Joint 70th Rocky Mountain Annual Section / 114th Cordilleran Annual Section Meeting - 2018

Paper No. 10-4
Presentation Time: 8:30 AM-6:30 PM

INSIGHTS INTO REGIONAL LARAMIDE CRUSTAL MELTING: WHOLE-ROCK AND SIMS ZIRCON GEOCHEMISTRY OF LATE LARAMIDE PERALUMINOUS GRANITES IN SOUTHERN ARIZONA AND NORTHERN SONORA


BARTH, A.P.1, HAXEL, G.B.2, ROLDAN-QUINTANA, J.3, WOODEN, J.L.4, JACOBSON, C.E.5 and MALLERY, C.W.1, (1)Earth Sciences, Indiana University-Purdue University, 723 West Michigan Street, Indianapolis, IN 46202, (2)US Geological Survey, 2255 N Gemini Dr, Flagstaff, AZ 86001, (3)National University of Mexico, EstaciĆ³n Regional del Noroeste, Apartado Postal 1039, Hermosillo, Sonora, 83000, Mexico, (4)U.S Geological Survey, Menlo Park, CA 94025, (5)Geological & Atmospheric Sciences, Iowa State University, Ames, IA 50011; Earth & Space Sciences, West Chester University of Pennsylvania, West Chester, PA 19383

Paleogene peraluminous granites in the Papago terrane of southern Arizona and north-central Sonora provide a window into lower crustal melting processes during the Laramide orogeny in southwestern North America. We present whole rock geochemistry and SIMS Pb/U ages and geochemistry of zircons from granitic rocks from the Sierra Pozo Verde and Sierra San Juan. These data provide constraints on magmatism associated with Laramide crustal thickening and new insights into contrasts with regional Late Cretaceous metaluminous magmatism. The Sierra Pozo Verde and Sierra San Juan plutons are composed of strongly peraluminous two-mica and garnet muscovite leucogranite with 70 to 77% SiO2, compositionally similar to leucogranite complexes of the Proterozoic Black Hills and Neogene Himalaya. Three granites from Sierra San Juan yield SIMS zircon crystallization ages from 59 to 51 Ma, overlapping the 58 Ma conventional TIMS age of the Pan Tak Granite in the Coyote Mountains, north of the Sierra Pozo Verde (Wright and Haxel, 1982).
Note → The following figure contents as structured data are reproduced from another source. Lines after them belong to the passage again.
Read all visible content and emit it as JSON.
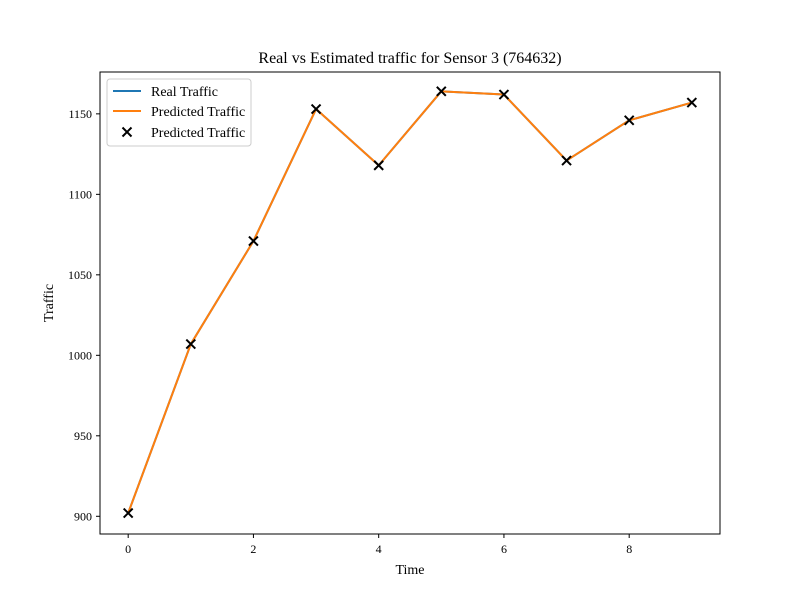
{
  "chart_data": {
    "type": "line",
    "title": "Real vs Estimated traffic for Sensor 3 (764632)",
    "xlabel": "Time",
    "ylabel": "Traffic",
    "xlim": [
      -0.45,
      9.45
    ],
    "ylim": [
      889,
      1176
    ],
    "x_ticks": [
      0,
      2,
      4,
      6,
      8
    ],
    "y_ticks": [
      900,
      950,
      1000,
      1050,
      1100,
      1150
    ],
    "grid": false,
    "legend_position": "top-left",
    "x": [
      0,
      1,
      2,
      3,
      4,
      5,
      6,
      7,
      8,
      9
    ],
    "series": [
      {
        "name": "Real Traffic",
        "kind": "line",
        "color": "#1f77b4",
        "values": [
          902,
          1007,
          1071,
          1153,
          1118,
          1164,
          1162,
          1121,
          1146,
          1157
        ]
      },
      {
        "name": "Predicted Traffic",
        "kind": "line",
        "color": "#ff7f0e",
        "values": [
          902,
          1007,
          1071,
          1153,
          1118,
          1164,
          1162,
          1121,
          1146,
          1157
        ]
      },
      {
        "name": "Predicted Traffic",
        "kind": "scatter",
        "marker": "x",
        "color": "#000000",
        "values": [
          902,
          1007,
          1071,
          1153,
          1118,
          1164,
          1162,
          1121,
          1146,
          1157
        ]
      }
    ]
  }
}
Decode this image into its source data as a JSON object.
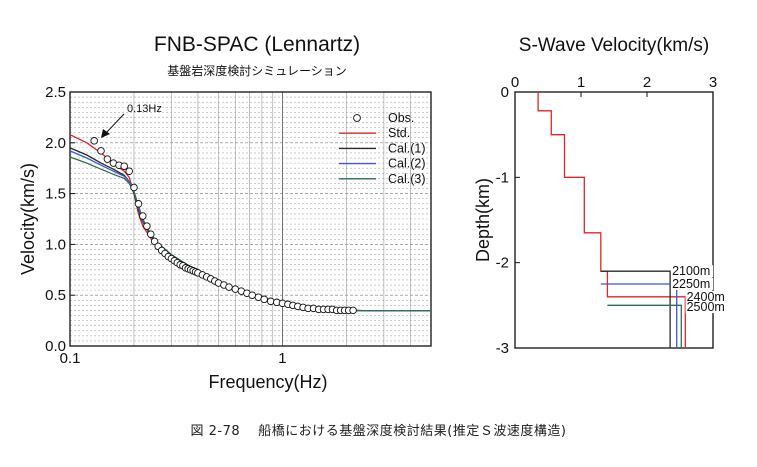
{
  "chart_data": [
    {
      "type": "scatter",
      "title": "FNB-SPAC (Lennartz)",
      "subtitle": "基盤岩深度検討シミュレーション",
      "xlabel": "Frequency(Hz)",
      "ylabel": "Velocity(km/s)",
      "xscale": "log",
      "xlim": [
        0.1,
        5
      ],
      "ylim": [
        0.0,
        2.5
      ],
      "x_tick_labels": [
        "0.1",
        "1"
      ],
      "y_tick_labels": [
        "0.0",
        "0.5",
        "1.0",
        "1.5",
        "2.0",
        "2.5"
      ],
      "grid": true,
      "legend_position": "top-right",
      "annotation": "0.13Hz",
      "annotation_point": [
        0.13,
        2.02
      ],
      "observed": {
        "name": "Obs.",
        "x": [
          0.13,
          0.14,
          0.15,
          0.16,
          0.17,
          0.18,
          0.19,
          0.2,
          0.21,
          0.22,
          0.23,
          0.24,
          0.25,
          0.26,
          0.27,
          0.28,
          0.29,
          0.3,
          0.31,
          0.32,
          0.33,
          0.34,
          0.35,
          0.36,
          0.37,
          0.38,
          0.39,
          0.4,
          0.42,
          0.44,
          0.46,
          0.48,
          0.5,
          0.53,
          0.56,
          0.6,
          0.64,
          0.68,
          0.72,
          0.77,
          0.82,
          0.88,
          0.94,
          1.0,
          1.06,
          1.12,
          1.18,
          1.25,
          1.32,
          1.4,
          1.48,
          1.56,
          1.64,
          1.72,
          1.8,
          1.88,
          1.96,
          2.05,
          2.15
        ],
        "y": [
          2.02,
          1.92,
          1.84,
          1.8,
          1.78,
          1.77,
          1.72,
          1.56,
          1.4,
          1.28,
          1.18,
          1.1,
          1.03,
          0.98,
          0.94,
          0.91,
          0.88,
          0.86,
          0.84,
          0.82,
          0.8,
          0.79,
          0.77,
          0.76,
          0.75,
          0.74,
          0.73,
          0.72,
          0.7,
          0.68,
          0.66,
          0.64,
          0.62,
          0.6,
          0.58,
          0.56,
          0.54,
          0.52,
          0.5,
          0.48,
          0.46,
          0.44,
          0.43,
          0.42,
          0.41,
          0.4,
          0.39,
          0.38,
          0.37,
          0.37,
          0.36,
          0.36,
          0.36,
          0.36,
          0.35,
          0.35,
          0.35,
          0.35,
          0.35
        ]
      },
      "series": [
        {
          "name": "Std.",
          "color": "#e0262a",
          "x": [
            0.1,
            0.12,
            0.14,
            0.16,
            0.18,
            0.19,
            0.2,
            0.21,
            0.22,
            0.24,
            0.26,
            0.3,
            0.35,
            0.4,
            0.5,
            0.6,
            0.7,
            0.8,
            1.0,
            1.2,
            1.5,
            2.0,
            3.0,
            5.0
          ],
          "y": [
            2.08,
            2.0,
            1.9,
            1.8,
            1.72,
            1.66,
            1.5,
            1.3,
            1.18,
            1.06,
            0.98,
            0.88,
            0.8,
            0.74,
            0.64,
            0.56,
            0.5,
            0.46,
            0.41,
            0.38,
            0.36,
            0.35,
            0.345,
            0.345
          ]
        },
        {
          "name": "Cal.(1)",
          "color": "#2a2a2a",
          "x": [
            0.1,
            0.12,
            0.14,
            0.16,
            0.18,
            0.19,
            0.2,
            0.21,
            0.22,
            0.24,
            0.26,
            0.3,
            0.35,
            0.4,
            0.5,
            0.6,
            0.7,
            0.8,
            1.0,
            1.2,
            1.5,
            2.0,
            3.0,
            5.0
          ],
          "y": [
            1.95,
            1.88,
            1.8,
            1.74,
            1.68,
            1.62,
            1.5,
            1.34,
            1.22,
            1.08,
            1.0,
            0.89,
            0.81,
            0.74,
            0.64,
            0.56,
            0.5,
            0.46,
            0.41,
            0.38,
            0.36,
            0.35,
            0.345,
            0.345
          ]
        },
        {
          "name": "Cal.(2)",
          "color": "#3a5bd0",
          "x": [
            0.1,
            0.12,
            0.14,
            0.16,
            0.18,
            0.19,
            0.2,
            0.21,
            0.22,
            0.24,
            0.26,
            0.3,
            0.35,
            0.4,
            0.5,
            0.6,
            0.7,
            0.8,
            1.0,
            1.2,
            1.5,
            2.0,
            3.0,
            5.0
          ],
          "y": [
            1.92,
            1.85,
            1.78,
            1.72,
            1.67,
            1.62,
            1.52,
            1.36,
            1.23,
            1.09,
            1.0,
            0.89,
            0.81,
            0.74,
            0.64,
            0.56,
            0.5,
            0.46,
            0.41,
            0.38,
            0.36,
            0.35,
            0.345,
            0.345
          ]
        },
        {
          "name": "Cal.(3)",
          "color": "#2e6e5a",
          "x": [
            0.1,
            0.12,
            0.14,
            0.16,
            0.18,
            0.19,
            0.2,
            0.21,
            0.22,
            0.24,
            0.26,
            0.3,
            0.35,
            0.4,
            0.5,
            0.6,
            0.7,
            0.8,
            1.0,
            1.2,
            1.5,
            2.0,
            3.0,
            5.0
          ],
          "y": [
            1.86,
            1.8,
            1.74,
            1.69,
            1.65,
            1.6,
            1.52,
            1.38,
            1.25,
            1.1,
            1.01,
            0.9,
            0.81,
            0.74,
            0.64,
            0.56,
            0.5,
            0.46,
            0.41,
            0.38,
            0.36,
            0.35,
            0.345,
            0.345
          ]
        }
      ]
    },
    {
      "type": "line",
      "title": "S-Wave Velocity(km/s)",
      "xlabel": "S-Wave Velocity(km/s)",
      "ylabel": "Depth(km)",
      "xlim": [
        0,
        3
      ],
      "ylim": [
        -3,
        0
      ],
      "x_tick_labels": [
        "0",
        "1",
        "2",
        "3"
      ],
      "y_tick_labels": [
        "0",
        "-1",
        "-2",
        "-3"
      ],
      "grid": false,
      "series": [
        {
          "name": "Std.",
          "color": "#e0262a",
          "v": [
            0.35,
            0.35,
            0.55,
            0.55,
            0.75,
            0.75,
            1.05,
            1.05,
            1.3,
            1.3,
            1.4,
            1.4,
            2.58,
            2.58
          ],
          "depth": [
            0.0,
            -0.22,
            -0.22,
            -0.5,
            -0.5,
            -1.0,
            -1.0,
            -1.65,
            -1.65,
            -2.1,
            -2.1,
            -2.4,
            -2.4,
            -3.0
          ]
        },
        {
          "name": "Cal.(1)",
          "color": "#2a2a2a",
          "v": [
            1.3,
            2.35,
            2.35
          ],
          "depth": [
            -2.1,
            -2.1,
            -3.0
          ]
        },
        {
          "name": "Cal.(2)",
          "color": "#3a5bd0",
          "v": [
            1.3,
            2.45,
            2.45
          ],
          "depth": [
            -2.25,
            -2.25,
            -3.0
          ]
        },
        {
          "name": "Cal.(3)",
          "color": "#2e6e5a",
          "v": [
            1.4,
            2.52,
            2.52
          ],
          "depth": [
            -2.5,
            -2.5,
            -3.0
          ]
        }
      ],
      "depth_labels": [
        "2100m",
        "2250m",
        "2400m",
        "2500m"
      ]
    }
  ],
  "caption": "図 2-78　 船橋における基盤深度検討結果(推定Ｓ波速度構造)"
}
Magmatic zircons have distinctive high U and Yb and low Th/U and Gd/Yb relative to zircons from Late Cretaceous metaluminous granodiorite and granite in the same region. Premagmatic zircons in Sierra San Juan granites form a population with an age of ~166 Ma, distinct from Proterozoic inheritance in the Pan Tak Granite. These results suggest that regional peraluminous magmatism in the Papago terrane and adjacent northern Sonora occurred in Paleocene and Eocene time and records melting of Proterozoic and Jurassic lower crustal rocks associated with regional Laramide crustal thickening. Trace element studies (in progress) will better define the nature of melt-forming reactions and the contribution of entrained restitic material to granitic whole-rock compositions.